HA-PACS Base Cluster

HA-PACS: High bandwidth GPU cluster for computational sciences

New generation GPU cluster with rich I/O bandwidth

HA-PACS (Highly Accelerated Parallel Advanced System for Computational Sciences) is the 8th generation of PACS/PAX series supercomputer in CCS, University of Tsukuba. For the development and product-run on cutting edge scientific computations toward next generation accelerated computing, it is equipped with the latest GPUs and CPUs connected by new generation of PCI-express to provide rich I/O bandwidth. Two sockets of Intel Sandy Bridge-EP CPUs support full bandwidth connection of four NVIDIA M2090 GPUs without performance bottleneck.

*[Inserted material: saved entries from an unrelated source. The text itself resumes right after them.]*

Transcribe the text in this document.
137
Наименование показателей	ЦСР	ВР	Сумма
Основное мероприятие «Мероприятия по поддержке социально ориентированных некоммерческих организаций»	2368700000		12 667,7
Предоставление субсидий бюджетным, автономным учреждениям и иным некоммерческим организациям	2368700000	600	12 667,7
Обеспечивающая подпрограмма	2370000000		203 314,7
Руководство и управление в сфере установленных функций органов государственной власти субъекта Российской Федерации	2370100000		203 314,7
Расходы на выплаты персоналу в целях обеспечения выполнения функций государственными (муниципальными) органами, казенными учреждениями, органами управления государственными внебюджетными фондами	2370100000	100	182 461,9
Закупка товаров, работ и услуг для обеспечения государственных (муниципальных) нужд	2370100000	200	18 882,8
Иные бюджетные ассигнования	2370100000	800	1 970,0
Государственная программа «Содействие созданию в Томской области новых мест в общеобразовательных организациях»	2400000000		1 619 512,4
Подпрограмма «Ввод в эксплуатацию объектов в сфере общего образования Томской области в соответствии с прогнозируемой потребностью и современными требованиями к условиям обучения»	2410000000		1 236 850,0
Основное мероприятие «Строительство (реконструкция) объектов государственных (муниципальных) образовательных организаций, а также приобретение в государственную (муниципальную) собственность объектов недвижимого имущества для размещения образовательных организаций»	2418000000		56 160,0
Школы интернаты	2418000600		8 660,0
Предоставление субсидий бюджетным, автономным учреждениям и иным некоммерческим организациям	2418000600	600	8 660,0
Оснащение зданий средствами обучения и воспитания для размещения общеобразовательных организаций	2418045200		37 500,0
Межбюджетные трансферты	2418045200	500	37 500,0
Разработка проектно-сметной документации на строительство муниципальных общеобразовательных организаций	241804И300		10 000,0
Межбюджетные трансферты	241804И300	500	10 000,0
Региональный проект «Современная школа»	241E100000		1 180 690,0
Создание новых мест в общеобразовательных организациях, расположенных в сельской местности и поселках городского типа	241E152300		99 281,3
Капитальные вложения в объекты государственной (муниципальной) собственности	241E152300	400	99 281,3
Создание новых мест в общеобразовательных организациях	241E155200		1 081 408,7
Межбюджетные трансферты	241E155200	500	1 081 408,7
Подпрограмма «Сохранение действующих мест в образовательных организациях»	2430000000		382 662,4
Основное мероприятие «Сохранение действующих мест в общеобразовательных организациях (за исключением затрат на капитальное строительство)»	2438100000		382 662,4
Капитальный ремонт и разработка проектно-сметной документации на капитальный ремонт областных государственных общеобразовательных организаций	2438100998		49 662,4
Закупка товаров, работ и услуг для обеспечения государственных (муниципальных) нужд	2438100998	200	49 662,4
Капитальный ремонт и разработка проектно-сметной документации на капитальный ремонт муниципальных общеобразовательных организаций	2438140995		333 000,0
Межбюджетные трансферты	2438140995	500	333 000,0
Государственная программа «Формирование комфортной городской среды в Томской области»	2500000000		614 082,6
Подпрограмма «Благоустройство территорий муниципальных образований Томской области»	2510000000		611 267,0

Interconnection network employs dual-rail Infiniband QDR with a full bisection bandwidth Fat-Tree configuration.
The system will be delivered on January 2012 with 802 TFLOPS of peak performance.


System configuration of HA-PACS

System Specification
Item Specification
Peak performance 802 TFLOPS
(GPU: 713 TF, CPU: 89 TF)
# of nodes 268
File system Lustre, 504 TB user area
(DDN SFA10000 ExaScaler)
Infiniband network switch 288 port QDR x 2
(Mellanox IS5300)
Total network bandwidth 2.14 TB/s
Language Fortran90, C, C++
MPI MVAPICH2, Intel MPI, OpenMPI
System Management Appro Cluster Engine, PBSpro

Computation node of HA-PACS

 


Block diagram of computation node of HA-PACS

Specification of computation node
Item Specification
Computation node Appro Xtreme-X with four GPUs
CPU Intel ES (Sandy Bridge EP)
     # of cores 8 cores/socket x 2 sockets = 16 cores/node
     Clock 2.6 GHz
     Peak performance 332.8 GFLOPS/node
     PCI-express generation 3 x 80 lanes (40 lanes/CPU)
     Memory 128 GB, DDR3 1600MHz, 4 channel/socket, 102.8 GB/s/node
GPU NVIDIA M2090
     # of GPUs/node 4
     Peak performance 2660 GFLOPS/node (665 GF/GPU)
     Memory 24 GB/node (6 GB/GPU)
Interconnection Infiniband QDR x 2 rails
(Mellanox ConnectX-3 dual head)